J'aime bien le travail d'Isabelle Czajka, même si son troisième long me laisse davantage sur ma faim que D'amour et d'eau fraîche voire L'Année suivante. C'est aussi, mais pas seulement, que ses variations sur les classes moyennes (upper cette fois) restent trop peu abordés par le cinéma français : cette manière de creuser un sillon m'est sympathique. Et puis, il y a ce lien aux acteurs : le casting est une nouvelle fois assez impeccable dans La Vie domestique, et heureusement sans tomber dans le "film d'acteurs". Le plus stimulant pour moi se joue là, et avec Emmanuelle Devos (ahhhhhhhhhh... Emmanuelle Devos...) cette fois : c'est l'espace où vient tout à coup lâcher le corset de la sur-écriture du scénario. Ainsi de la scène du repas final où, à l'issue d'une "révélation" violente, Emmanuelle Devos s'isole dans "sa" cuisine : tout à coup, un indécidable poignant surgit - sans que l'on craigne un bigger than life déplacé -, une justesse non photocopiée vient me terrasser. Et aller chercher ces moments-là, ensemble, ce n'est pas rien. (En outre, ça me redonne de l'air de voir un peu le cinéma aux côtés de femmes.)
Il y a un peu de ça aussi dans le dernier Woody Allen, sur un autre sillon, plus expérimenté et probablement plus profond, dans des modes de jeu totalement étatsuniens. Mais le coeur du film serait avant tout là, dans cette manière de créer quelques instants inouïs avec Cate Blanchett portant sa virtuosité technique à l'incandescence. Elle est vraiment exceptionnelle dans Blue Jasmine.

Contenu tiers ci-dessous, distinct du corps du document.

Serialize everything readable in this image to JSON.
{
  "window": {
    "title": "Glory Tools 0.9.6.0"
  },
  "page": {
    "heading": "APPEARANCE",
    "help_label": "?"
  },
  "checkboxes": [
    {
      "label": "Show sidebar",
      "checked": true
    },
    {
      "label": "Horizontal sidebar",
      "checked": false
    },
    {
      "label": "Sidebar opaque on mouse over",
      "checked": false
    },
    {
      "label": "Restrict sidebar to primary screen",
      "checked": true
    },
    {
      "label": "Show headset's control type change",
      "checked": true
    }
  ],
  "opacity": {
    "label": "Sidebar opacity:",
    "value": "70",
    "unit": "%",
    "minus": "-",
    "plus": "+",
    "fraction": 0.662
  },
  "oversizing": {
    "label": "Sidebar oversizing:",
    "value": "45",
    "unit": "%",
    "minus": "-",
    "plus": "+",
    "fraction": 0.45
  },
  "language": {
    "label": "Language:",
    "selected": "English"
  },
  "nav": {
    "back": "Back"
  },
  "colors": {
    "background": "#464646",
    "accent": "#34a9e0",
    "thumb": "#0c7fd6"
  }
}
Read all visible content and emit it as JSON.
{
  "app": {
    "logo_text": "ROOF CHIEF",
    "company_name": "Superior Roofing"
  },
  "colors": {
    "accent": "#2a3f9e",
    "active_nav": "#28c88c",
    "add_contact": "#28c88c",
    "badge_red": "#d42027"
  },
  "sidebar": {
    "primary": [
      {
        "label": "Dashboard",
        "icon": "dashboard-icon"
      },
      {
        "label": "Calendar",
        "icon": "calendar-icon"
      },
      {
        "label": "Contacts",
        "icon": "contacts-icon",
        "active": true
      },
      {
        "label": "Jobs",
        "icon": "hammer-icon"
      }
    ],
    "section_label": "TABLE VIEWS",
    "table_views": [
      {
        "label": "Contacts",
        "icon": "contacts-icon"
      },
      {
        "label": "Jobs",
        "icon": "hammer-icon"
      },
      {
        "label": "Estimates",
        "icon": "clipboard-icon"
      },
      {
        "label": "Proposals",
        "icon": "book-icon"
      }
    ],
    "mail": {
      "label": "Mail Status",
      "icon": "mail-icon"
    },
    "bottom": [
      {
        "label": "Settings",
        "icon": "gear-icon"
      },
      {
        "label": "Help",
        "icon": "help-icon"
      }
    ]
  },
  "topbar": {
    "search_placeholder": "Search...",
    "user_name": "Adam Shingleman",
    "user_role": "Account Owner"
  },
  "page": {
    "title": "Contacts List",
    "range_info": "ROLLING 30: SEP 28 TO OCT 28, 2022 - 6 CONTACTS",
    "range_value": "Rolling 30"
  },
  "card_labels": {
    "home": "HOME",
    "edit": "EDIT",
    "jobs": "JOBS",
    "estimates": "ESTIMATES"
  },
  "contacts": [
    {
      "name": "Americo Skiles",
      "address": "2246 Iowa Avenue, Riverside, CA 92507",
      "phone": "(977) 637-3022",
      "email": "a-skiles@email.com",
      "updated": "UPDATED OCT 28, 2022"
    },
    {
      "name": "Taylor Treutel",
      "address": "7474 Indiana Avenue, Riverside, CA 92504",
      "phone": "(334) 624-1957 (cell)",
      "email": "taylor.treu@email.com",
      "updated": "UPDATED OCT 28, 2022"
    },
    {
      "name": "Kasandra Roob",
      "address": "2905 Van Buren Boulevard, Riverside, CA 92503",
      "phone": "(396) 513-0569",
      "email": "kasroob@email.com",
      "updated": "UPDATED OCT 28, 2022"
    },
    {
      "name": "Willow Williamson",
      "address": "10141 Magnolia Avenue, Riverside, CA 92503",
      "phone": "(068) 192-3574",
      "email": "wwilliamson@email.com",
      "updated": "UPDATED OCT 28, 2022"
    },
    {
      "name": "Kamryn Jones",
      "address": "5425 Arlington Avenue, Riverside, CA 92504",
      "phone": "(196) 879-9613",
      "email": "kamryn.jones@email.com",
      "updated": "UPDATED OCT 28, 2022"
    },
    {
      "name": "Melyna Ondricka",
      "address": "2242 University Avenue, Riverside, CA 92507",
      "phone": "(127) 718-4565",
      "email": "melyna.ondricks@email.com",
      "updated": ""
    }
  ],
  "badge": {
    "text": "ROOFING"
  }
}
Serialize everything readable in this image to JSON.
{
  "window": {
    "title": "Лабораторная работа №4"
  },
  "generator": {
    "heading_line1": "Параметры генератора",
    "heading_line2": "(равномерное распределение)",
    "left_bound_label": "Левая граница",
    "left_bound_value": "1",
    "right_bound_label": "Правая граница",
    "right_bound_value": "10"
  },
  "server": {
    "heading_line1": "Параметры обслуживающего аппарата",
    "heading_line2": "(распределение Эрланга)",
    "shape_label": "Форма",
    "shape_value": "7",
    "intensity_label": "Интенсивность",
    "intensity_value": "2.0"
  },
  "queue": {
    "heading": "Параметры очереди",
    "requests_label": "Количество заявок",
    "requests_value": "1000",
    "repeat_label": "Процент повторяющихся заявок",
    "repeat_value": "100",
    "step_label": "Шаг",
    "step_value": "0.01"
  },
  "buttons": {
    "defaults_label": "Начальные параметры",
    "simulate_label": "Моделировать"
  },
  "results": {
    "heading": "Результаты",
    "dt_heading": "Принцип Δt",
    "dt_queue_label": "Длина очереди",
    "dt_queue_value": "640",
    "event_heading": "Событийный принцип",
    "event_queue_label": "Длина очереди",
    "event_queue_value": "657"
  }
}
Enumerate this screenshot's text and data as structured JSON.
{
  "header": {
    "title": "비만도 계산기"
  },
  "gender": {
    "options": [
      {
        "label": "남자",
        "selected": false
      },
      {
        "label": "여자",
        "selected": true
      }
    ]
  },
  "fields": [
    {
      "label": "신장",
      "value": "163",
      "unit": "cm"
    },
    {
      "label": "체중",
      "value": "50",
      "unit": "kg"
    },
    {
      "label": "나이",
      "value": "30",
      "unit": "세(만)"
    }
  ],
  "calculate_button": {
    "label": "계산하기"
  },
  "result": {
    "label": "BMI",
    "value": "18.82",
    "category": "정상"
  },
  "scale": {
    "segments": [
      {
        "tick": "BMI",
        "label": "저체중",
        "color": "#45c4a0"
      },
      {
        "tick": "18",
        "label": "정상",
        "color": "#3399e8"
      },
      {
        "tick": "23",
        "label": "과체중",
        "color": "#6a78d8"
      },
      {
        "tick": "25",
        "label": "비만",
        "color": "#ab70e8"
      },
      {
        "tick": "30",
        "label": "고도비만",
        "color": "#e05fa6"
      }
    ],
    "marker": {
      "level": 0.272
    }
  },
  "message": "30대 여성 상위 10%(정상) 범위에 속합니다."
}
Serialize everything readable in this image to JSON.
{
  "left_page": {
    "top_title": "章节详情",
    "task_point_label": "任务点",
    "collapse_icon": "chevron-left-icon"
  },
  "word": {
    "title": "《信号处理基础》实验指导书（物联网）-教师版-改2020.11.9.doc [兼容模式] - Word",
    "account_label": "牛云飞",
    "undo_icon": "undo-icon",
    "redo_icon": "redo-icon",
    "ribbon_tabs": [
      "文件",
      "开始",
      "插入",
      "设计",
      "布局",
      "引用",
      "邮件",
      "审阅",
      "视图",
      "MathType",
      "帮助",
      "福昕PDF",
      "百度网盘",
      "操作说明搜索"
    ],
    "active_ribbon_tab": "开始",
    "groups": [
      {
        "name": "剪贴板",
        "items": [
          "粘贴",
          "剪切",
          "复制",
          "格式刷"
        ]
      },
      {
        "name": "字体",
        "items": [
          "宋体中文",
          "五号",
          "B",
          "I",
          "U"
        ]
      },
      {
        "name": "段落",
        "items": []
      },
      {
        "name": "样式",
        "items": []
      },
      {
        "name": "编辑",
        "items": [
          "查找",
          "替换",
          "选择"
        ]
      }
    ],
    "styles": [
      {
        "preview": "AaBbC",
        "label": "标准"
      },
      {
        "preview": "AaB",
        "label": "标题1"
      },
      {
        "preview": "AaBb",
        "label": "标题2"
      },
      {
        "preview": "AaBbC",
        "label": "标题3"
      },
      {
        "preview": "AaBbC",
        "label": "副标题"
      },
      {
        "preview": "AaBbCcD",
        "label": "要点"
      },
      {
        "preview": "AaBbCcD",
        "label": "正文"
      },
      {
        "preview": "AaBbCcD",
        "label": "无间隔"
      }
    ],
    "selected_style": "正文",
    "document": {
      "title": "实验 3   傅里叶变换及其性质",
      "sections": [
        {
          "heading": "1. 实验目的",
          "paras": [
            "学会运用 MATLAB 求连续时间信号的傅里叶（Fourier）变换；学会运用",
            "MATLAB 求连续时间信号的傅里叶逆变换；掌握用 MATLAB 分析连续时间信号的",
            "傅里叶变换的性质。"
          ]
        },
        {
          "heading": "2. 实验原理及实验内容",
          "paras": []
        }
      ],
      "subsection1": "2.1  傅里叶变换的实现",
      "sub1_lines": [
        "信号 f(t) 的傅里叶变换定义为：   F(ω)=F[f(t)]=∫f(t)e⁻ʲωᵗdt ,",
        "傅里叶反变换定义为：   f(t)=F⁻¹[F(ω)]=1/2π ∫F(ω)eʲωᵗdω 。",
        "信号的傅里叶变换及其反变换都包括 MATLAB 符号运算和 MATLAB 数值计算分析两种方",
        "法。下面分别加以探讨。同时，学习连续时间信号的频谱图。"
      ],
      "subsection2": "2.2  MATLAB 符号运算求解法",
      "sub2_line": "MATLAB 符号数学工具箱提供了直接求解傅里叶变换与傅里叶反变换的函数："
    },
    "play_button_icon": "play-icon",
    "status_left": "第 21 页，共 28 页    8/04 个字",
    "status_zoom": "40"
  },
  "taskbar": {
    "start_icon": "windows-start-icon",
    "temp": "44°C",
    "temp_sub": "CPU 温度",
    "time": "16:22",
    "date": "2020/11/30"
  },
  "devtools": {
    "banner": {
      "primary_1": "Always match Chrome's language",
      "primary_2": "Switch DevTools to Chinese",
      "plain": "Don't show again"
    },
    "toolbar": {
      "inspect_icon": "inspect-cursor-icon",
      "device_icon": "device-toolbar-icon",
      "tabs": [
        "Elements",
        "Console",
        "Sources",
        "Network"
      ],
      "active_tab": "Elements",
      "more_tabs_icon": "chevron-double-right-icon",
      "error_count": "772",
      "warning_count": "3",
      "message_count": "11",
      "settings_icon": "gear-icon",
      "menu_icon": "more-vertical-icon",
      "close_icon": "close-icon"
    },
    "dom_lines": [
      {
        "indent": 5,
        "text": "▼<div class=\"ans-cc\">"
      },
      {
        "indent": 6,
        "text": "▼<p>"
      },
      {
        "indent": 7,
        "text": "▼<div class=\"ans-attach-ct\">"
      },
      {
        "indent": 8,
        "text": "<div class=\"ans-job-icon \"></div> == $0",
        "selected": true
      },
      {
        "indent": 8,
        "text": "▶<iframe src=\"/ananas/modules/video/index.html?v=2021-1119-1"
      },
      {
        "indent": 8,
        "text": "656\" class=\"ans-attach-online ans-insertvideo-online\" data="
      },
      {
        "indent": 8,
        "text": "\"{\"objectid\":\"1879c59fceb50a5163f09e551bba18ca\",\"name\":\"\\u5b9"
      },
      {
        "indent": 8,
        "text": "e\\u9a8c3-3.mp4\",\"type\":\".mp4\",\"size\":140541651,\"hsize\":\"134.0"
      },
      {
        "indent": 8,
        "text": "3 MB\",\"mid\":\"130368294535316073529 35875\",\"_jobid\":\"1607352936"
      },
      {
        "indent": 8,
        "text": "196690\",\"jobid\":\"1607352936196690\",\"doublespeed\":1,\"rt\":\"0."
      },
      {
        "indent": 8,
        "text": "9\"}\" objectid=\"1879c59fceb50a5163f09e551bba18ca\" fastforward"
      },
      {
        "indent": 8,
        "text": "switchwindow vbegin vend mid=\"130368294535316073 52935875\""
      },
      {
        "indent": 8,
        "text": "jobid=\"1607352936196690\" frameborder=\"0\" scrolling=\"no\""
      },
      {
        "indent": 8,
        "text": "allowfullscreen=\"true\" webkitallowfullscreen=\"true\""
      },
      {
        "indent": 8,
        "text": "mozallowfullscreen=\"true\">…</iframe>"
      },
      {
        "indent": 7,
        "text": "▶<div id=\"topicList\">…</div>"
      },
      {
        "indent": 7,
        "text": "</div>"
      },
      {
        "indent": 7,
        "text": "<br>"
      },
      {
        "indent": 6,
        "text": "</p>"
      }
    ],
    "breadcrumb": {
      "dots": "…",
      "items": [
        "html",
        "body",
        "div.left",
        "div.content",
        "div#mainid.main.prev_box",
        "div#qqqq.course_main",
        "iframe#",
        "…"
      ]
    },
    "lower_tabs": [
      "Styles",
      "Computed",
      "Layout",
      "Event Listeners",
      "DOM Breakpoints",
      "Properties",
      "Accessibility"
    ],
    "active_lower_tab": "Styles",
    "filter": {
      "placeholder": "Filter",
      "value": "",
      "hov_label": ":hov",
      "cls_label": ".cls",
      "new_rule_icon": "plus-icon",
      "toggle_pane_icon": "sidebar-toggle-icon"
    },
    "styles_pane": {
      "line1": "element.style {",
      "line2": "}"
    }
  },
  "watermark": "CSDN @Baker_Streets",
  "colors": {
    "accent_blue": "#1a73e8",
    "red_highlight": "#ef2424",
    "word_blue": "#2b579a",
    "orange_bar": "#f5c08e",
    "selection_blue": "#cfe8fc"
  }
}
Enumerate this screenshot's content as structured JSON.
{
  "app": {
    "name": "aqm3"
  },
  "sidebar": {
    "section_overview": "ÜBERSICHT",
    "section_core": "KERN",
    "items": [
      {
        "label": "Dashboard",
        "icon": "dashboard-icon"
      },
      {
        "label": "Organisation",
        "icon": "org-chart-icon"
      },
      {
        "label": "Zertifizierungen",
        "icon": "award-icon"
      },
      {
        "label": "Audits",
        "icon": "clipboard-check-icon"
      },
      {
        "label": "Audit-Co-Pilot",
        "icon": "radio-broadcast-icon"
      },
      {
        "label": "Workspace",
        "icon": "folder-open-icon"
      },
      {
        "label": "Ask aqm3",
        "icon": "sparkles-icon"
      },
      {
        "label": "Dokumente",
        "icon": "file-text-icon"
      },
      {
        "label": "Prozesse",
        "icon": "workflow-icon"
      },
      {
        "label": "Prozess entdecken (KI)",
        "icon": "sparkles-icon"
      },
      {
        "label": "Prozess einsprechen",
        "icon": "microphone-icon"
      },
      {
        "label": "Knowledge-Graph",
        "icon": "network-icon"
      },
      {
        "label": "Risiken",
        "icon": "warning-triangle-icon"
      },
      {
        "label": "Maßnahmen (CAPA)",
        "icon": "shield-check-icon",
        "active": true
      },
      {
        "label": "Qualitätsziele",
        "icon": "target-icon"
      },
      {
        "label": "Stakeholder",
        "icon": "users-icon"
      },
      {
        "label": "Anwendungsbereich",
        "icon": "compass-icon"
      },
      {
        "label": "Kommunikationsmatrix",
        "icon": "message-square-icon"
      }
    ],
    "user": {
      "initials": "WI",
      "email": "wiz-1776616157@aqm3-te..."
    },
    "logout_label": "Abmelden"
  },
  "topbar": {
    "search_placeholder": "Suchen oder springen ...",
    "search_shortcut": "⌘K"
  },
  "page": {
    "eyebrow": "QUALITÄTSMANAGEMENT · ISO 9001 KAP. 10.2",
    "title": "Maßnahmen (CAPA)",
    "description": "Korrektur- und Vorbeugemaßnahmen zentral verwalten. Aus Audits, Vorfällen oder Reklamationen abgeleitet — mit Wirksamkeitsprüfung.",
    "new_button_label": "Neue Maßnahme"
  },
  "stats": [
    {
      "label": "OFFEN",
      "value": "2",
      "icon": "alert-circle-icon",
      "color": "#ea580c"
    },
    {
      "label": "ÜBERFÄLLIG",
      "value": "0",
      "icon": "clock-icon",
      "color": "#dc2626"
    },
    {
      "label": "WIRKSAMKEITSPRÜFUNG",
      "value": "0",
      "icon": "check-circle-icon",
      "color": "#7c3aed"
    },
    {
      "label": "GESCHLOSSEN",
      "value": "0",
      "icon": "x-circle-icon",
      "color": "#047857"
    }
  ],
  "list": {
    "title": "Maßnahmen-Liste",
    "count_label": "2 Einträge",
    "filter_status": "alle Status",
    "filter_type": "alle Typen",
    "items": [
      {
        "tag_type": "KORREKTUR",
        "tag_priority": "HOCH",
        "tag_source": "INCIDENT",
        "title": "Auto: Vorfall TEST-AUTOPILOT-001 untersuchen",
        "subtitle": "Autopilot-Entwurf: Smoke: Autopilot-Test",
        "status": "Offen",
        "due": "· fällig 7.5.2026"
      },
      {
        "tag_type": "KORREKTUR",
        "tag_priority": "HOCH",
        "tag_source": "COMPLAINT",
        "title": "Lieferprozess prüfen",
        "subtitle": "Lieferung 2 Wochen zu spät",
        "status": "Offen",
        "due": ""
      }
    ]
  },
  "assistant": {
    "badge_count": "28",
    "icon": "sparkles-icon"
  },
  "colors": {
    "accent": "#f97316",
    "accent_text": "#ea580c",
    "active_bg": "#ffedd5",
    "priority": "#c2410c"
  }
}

L'autre point commun qui m'apparaît, c'est un écueil d'écriture tendance "jabac" (j'aime bien les "jabac", mais si quelqu'un ne vient pas contrer leur penchant, c'est terriblement mortifère, ce que ces deux films sont un peu, surtout le Czajka). Le Allen est sûrement plus riche, et c'est la moindre des choses, mais sa misanthropie (qui bride aussi un peu artificiellement l'écriture et le regard) fait que je ne lui resterai peut-être pas beaucoup plus attaché. Ce qui m'importe : deux films que l'on peut s'offrir pour leur dynamique entre une actrice et leur metteur en scène (ce qui reste bien plus rare donc que des films s'endormant sur des performances d'acteurs).